Пасынки (Горелик) - страница 107

«Для того, чтобы это понять, не нужно быть оракулом, — Остерман нисколько не удивился проницательности альвийки. — Но высказать вслух? Странные манеры были при дворе альвийского императора, её отца».

— Ваше сиятельство весьма проницательны, — произнёс он, сделавшись серьёзным. — Раз уж вам по душе открытые разговоры, буду говорить открыто. У меня дело к вашей почтенной матушке, которую я, зная о её сугубой занятости, не решился побеспокоить лично.

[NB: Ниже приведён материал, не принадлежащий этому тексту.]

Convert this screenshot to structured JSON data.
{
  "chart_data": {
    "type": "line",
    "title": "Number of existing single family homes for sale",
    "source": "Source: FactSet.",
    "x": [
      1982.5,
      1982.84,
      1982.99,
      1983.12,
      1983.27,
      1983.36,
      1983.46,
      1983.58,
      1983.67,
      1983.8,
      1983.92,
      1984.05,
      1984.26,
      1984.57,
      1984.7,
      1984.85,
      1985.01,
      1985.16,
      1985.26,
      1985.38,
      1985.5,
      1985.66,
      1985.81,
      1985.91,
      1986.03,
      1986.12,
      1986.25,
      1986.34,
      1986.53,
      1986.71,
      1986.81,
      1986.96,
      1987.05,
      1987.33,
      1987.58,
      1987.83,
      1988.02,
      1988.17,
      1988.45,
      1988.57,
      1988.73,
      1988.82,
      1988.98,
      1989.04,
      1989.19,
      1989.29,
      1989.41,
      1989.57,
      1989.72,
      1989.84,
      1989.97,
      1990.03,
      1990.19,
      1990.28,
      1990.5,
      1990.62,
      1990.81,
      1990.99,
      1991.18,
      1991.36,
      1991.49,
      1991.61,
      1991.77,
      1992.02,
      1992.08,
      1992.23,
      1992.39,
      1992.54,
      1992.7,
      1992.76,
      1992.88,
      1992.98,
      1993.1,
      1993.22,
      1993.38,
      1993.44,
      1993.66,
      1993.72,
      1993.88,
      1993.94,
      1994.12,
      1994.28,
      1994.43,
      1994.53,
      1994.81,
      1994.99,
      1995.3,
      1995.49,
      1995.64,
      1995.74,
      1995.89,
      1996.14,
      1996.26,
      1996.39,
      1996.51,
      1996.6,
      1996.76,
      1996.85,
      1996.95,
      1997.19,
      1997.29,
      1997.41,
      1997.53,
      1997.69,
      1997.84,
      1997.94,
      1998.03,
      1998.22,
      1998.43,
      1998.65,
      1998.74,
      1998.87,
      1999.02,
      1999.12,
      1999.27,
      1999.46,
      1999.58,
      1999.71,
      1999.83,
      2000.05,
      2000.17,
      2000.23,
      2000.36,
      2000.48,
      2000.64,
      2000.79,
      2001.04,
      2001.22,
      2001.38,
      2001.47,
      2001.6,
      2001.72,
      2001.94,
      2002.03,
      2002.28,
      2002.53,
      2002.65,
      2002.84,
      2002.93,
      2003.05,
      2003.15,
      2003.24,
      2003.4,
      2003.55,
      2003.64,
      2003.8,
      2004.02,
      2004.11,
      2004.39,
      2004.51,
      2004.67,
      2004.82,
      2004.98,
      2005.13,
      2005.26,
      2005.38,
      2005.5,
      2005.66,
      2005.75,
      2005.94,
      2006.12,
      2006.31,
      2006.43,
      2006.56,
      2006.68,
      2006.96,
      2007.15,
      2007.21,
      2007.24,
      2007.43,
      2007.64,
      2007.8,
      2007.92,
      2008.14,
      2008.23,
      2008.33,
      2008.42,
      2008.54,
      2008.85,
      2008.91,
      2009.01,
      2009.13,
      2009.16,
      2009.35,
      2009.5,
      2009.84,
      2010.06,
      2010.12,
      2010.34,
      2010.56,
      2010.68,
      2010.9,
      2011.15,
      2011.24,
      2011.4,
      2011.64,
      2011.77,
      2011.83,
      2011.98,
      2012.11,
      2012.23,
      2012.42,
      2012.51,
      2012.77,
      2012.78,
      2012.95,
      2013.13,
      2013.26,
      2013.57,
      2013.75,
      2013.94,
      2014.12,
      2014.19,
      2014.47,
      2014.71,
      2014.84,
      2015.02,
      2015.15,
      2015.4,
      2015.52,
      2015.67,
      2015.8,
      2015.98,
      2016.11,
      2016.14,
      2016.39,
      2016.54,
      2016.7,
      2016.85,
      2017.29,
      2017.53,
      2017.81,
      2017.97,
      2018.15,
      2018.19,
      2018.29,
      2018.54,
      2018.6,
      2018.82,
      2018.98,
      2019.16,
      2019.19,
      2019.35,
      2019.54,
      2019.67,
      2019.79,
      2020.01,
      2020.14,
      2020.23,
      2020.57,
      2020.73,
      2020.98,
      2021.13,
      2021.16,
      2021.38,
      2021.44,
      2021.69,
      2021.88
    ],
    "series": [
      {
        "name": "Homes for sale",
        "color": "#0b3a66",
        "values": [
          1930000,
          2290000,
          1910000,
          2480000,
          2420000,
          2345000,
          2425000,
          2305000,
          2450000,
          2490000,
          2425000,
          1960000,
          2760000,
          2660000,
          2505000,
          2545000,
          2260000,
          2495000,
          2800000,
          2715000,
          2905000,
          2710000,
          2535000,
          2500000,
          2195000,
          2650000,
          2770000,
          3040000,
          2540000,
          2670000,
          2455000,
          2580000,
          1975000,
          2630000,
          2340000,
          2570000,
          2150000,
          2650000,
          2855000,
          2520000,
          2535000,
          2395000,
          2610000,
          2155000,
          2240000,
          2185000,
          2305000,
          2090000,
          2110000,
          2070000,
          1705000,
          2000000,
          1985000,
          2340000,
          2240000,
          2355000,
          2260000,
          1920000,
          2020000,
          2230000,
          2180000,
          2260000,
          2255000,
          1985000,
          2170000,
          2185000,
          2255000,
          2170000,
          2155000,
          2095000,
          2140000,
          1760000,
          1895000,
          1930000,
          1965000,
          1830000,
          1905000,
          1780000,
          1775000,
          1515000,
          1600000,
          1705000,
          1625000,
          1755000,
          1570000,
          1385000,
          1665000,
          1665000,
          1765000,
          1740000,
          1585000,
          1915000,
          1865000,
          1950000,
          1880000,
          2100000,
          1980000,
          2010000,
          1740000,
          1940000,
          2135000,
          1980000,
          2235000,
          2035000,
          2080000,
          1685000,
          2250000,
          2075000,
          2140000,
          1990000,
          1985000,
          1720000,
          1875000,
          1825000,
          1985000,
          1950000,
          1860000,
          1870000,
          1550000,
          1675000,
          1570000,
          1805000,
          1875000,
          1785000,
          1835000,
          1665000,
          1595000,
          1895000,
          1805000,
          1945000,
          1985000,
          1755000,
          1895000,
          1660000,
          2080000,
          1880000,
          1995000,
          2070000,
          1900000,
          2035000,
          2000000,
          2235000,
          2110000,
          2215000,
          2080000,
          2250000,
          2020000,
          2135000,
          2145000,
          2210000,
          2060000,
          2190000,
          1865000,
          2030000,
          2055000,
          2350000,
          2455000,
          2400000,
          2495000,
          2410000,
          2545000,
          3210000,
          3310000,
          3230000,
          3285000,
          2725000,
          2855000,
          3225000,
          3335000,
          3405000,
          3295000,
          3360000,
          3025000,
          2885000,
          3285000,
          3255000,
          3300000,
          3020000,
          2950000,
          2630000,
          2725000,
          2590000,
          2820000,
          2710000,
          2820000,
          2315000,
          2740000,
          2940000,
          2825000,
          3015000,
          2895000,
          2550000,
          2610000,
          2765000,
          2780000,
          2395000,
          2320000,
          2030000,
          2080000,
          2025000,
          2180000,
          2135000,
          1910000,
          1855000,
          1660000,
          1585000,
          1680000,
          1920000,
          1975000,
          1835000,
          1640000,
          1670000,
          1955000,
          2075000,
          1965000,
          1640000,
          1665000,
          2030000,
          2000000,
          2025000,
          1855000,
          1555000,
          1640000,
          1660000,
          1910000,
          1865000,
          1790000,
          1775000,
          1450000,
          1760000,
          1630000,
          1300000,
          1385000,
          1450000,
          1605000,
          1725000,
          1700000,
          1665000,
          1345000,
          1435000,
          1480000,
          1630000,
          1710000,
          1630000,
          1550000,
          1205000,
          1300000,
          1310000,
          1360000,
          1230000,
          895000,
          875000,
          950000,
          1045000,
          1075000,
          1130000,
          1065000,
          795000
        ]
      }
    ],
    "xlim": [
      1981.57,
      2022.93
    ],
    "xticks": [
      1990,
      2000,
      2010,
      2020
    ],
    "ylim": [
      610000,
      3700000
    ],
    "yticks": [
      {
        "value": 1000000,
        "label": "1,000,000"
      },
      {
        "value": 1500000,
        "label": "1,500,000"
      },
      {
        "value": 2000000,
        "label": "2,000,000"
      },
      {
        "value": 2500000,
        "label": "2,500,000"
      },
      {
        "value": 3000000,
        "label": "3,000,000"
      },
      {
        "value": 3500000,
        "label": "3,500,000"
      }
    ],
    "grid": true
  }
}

— Вы поступили мудро, — альвийка, продолжая тонко улыбаться, слегка кивнула в знак одобрения. — Матушка действительно сейчас очень занята. Но если вы изложите дело мне, я передам ей вашу просьбу… Говорят, вам нездоровится?

— Увы. С глазами беда, ваше сиятельство, — вздохнул Остерман, отведя взгляд. — Краснеют и чешутся. Иногда так, что сил нет. Никакие примочки не помогают, а ведь мне потребно много работать с бумагами. Сделайте милость, ваше сиятельство, замолвите словечко перед матушкой, а я уж в долгу не останусь.

Дальнейшие заверения и обмен любезностями особого значения не имели. Обычный политес, ничего более. Однако главное Остерман для себя уже уяснил.

Красивая и умная, даже чересчур. Ничего удивительного, что на такую сам император глаз положил. Наверняка догадалась, что заместитель канцлера явился не столько попросить о целительских услугах её матушки, сколько взглянуть на неё саму. И так же наверняка оценивала его персону. Сделает ли Пётр Алексеевич её императрицей, или, опасаясь дворянского недовольства, оставит в фаворитках — ещё неизвестно. Но если эта альвийка получит в руки хоть какую-нибудь власть, то не выпустит её из цепких ручек до самой смерти. А то и преумножит своё влияние. Пожалуй, на ней можно строить расчёты и предлагать помощь, пока она ещё слаба и незаметна. Когда возвысится, воздаст. Именно «когда», а не «если».

«Не завидую я тому, кто решится встать на её пути, — думал Андрей Иванович, давно уже даже в мыслях не именовавший себя Генрихом Иоганном, возвращаясь к своей карете. — Ведь найдутся дураки, и ручаюсь, что это будут Долгорукие. Ненасытные шакалы, мечтающие о славе львов. Предостеречь Алексея Григорьевича, или не стоит?.. Поразмыслю на досуге».

Его ждал Петербург, холодный, продуваемый всеми ветрами. Стол, заваленный бумагами, жена, опять припасшая «своему Ягану» что-нибудь вкусное, пискливые и любимые детушки. И — размышления. Остермана тоже не любили при дворе, но опасались его ума.

И правильно делали.


— Ты редко советуешься со мной, но сейчас тот случай, когда могла бы вспомнить, что у тебя есть брат.